Acidente anunciado
O relato do acidente anunciado que aqui faço poderia acontecer em qualquer um dos calçadões para prática esportiva e de caminhada tão comuns hoje nas cidades de médio e grande porte do País. Por esse motivo não vou declarar a cidade a que o texto se refere.
A ausência de cidadania e o desrespeito ao próximo é, infelizmente, muito comum em todos os cantos do País. Costumo me render à epifania de que um dia as pessoas serão sempre gentis, respeitarão as diferenças interpessoais, o espaço ocupado pelos demais e as leis e normas em vigor. A seguir faço a previsão de um acidente anunciado plagiando o título do livro de Gabriel Garcia Marques. Peço desculpas, mas não consegui encontrar outra denominação mais apropriada.
Sou praticante assíduo de caminhadas no "calçadão da minha cidade" no horário das 17:00 horas. Nesse horário o fluxo de pessoas cresce exponencialmente, assim como a circulação de ciclistas seja para uso esportivo, seja daqueles que transitam após o trabalho e ao retorno de suas casas.

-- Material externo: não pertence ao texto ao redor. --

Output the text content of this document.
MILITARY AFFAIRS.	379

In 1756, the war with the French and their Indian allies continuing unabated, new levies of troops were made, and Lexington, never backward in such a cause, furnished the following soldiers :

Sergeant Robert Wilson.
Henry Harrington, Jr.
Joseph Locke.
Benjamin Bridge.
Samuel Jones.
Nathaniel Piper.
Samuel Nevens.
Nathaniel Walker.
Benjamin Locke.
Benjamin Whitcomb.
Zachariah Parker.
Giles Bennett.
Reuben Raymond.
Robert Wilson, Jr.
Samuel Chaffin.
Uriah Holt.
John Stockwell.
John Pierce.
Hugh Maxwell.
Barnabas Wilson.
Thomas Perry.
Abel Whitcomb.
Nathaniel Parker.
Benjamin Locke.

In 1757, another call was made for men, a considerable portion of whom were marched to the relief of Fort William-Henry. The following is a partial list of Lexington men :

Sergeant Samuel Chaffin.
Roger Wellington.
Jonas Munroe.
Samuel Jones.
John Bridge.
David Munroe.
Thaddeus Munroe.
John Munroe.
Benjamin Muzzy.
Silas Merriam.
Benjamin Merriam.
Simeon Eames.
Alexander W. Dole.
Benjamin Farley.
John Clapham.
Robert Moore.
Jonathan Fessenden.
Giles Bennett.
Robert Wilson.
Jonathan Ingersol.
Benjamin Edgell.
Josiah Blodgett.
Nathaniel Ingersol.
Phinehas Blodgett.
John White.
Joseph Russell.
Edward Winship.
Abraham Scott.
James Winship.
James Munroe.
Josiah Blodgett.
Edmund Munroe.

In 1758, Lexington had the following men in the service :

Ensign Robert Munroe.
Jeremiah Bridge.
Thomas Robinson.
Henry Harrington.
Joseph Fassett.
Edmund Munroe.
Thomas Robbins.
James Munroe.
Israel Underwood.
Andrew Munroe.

Nesse horário, em praticamente todos os dias, o prazer da caminhada corre o risco de se transformar em drama pessoal e familiar para os usuários desse espaço. Essa área que, em tese, deveria ser um local para puro relaxamento, infelizmente, não tem sido pelo estresse a que somos submetidos em virtude do desrespeito dos ciclistas (esportistas e trabalhadores), que teimam em não utilizar o espaço que lhes é reservado.
Relato:
1. Às 17:00 h, as bicicletas circulam em alta velocidade pelas áreas de pedestre do calçadão como se não existisse ciclovia e, qualquer iniciativa de reclamação é encarada com desdém e muitas vezes com raiva. A seguir descrevo um momento que vivenciei:
Caminhava na calçada construída para realização das caminhadas e, distraidamente, mudei de direção sem olhar para trás (note-se o absurdo da obrigatoriedade). Nesse momento um ciclista em alta velocidade e usando celular tirou um fino em mim e freou bruscamente: não fui atropelado por pouco. Reação do ciclista: "Quer morrer velho idiota. Olha por ande anda seu p.". Efeito sobre mim: "completamente paralisado, impotente, sem reação e, em seguida, acometido por uma imensa tristeza”.

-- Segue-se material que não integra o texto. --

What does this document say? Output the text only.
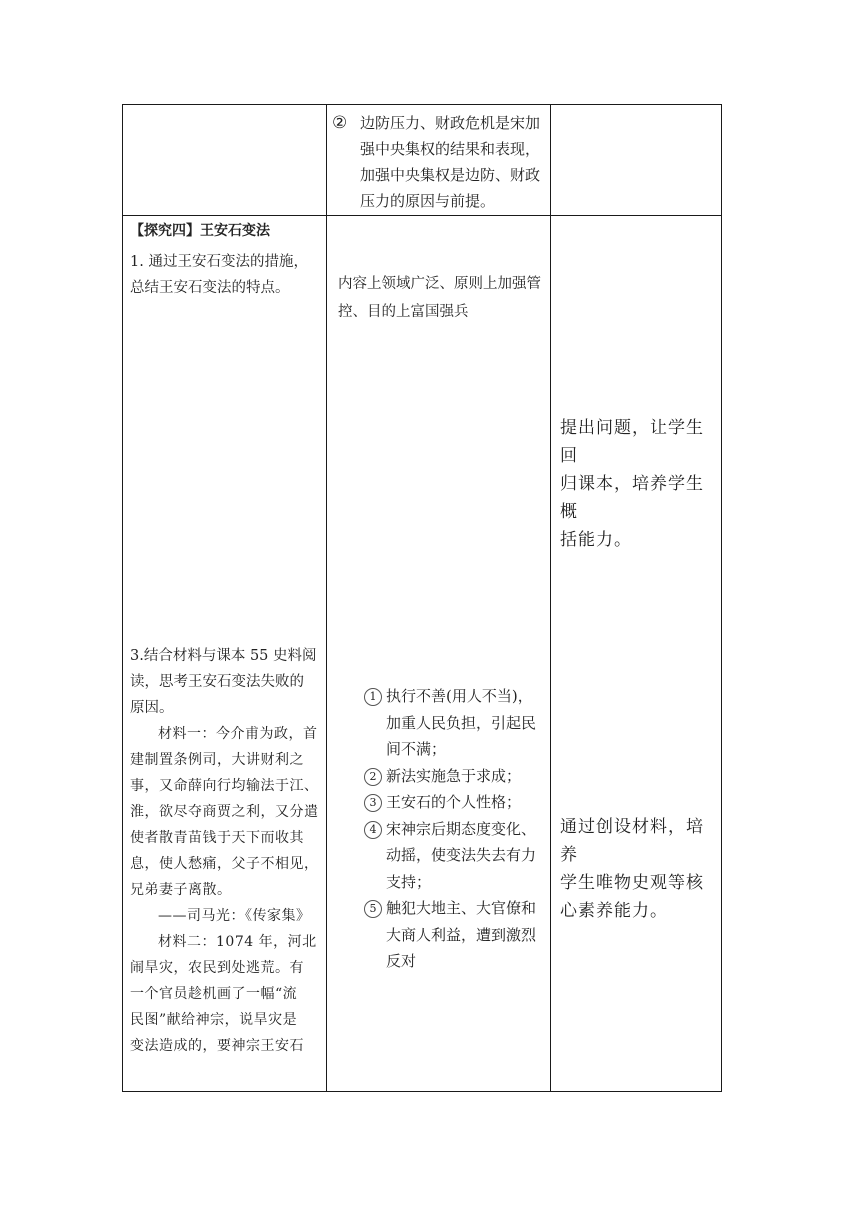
② 边防压力、财政危机是宋加
强中央集权的结果和表现，
加强中央集权是边防、财政
压力的原因与前提。
【探究四】王安石变法
1. 通过王安石变法的措施，
总结王安石变法的特点。
3.结合材料与课本 55 史料阅
读，思考王安石变法失败的
原因。
材料一：今介甫为政，首
建制置条例司，大讲财利之
事，又命薛向行均输法于江、
淮，欲尽夺商贾之利，又分遣
使者散青苗钱于天下而收其
息，使人愁痛，父子不相见，
兄弟妻子离散。
——司马光：《传家集》
材料二：1074 年，河北
闹旱灾，农民到处逃荒。有
一个官员趁机画了一幅“流
民图”献给神宗，说旱灾是
变法造成的，要神宗王安石
内容上领域广泛、原则上加强管
控、目的上富国强兵
1 执行不善(用人不当)，
加重人民负担，引起民
间不满；
2 新法实施急于求成；
3 王安石的个人性格；
4 宋神宗后期态度变化、
动摇，使变法失去有力
支持；
5 触犯大地主、大官僚和
大商人利益，遭到激烈
反对
提出问题，让学生回
归课本，培养学生概
括能力。
通过创设材料，培养
学生唯物史观等核
心素养能力。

2. Além do padrão quase convencional de desrespeito às normas, percebe-se também, claramente, a ausência do Poder Público no cuidado com a população. É possível notar que a delimitação da ciclovia desaparece em alguns lugares e quase não existe sinalização visível, tanto no chão como em postes ou similares. Esse fato servirá, naturalmente de desculpas no caso de acidentes. Em parte da ciclovia raramente se vê um ciclista circulando por ser muito perigosa pois, além do revestimento irregular, a ciclovia fica ao lado da pista de veículos e sem qualquer proteção para evitar que algum descuido se transforme em acidente fatal.
3. O calçadão é frequentado por todo tipo de público: idosos, pessoas com mobilidade comprometida, deficientes físicos, grávidas, crianças e demais pessoas. Naturalmente os riscos para os idosos, pessoas com dificuldade de locomoção, deficientes físicos, grávidas e crianças é muito mais alto pois o tal acidente anunciado, se acontecer, os efeitos poderão ser dramáticos.
4. Quanto à “fiscalização” existe sim, porém, a mais simples observação verificará que o fiscal está comprometido apenas com seu celular e, quando desvia o olhar da tela é indiferente a qualquer arbitrariedade cometida. Aparentemente, não respeitar os limites da ciclovia é considerado normal pelos que estão ali para “fiscalizar” e, incluo neste grupo, a Guarda Municipal que, quando presente, é indiferente ao que se passa, como se tudo (trânsito conjunto de pedestres e bicicletas na mesma área) estivesse na mais completa normalidade.
Gostaria de chamar a atenção mais uma vez para o “acidente anunciado” do título pois estou convicto de que se nada for feito nos calçadões da minha e de muitas outras cidades, em pouco tempo se terá registrado uma ou várias ocorrências de grande gravidade. Espero que isso não venha a acontecer, mas a probabilidade é muito alta, infelizmente.
P.S. Esse texto foi enviado primeiramente para uma estação de TV como sugestão para avaliação da denúncia e, se fosse considerada relevante, fazer entrada no tema em telejornais. Não houve resposta.
Em um segundo momento foi enviado para a Ouvidoria da Prefeitura Municipal. Houve retorno sobre o recebimento da mensagem e do encaminhamento que foi dado. Notei que passou por vários setores e por várias mãos. No entanto parou por aí.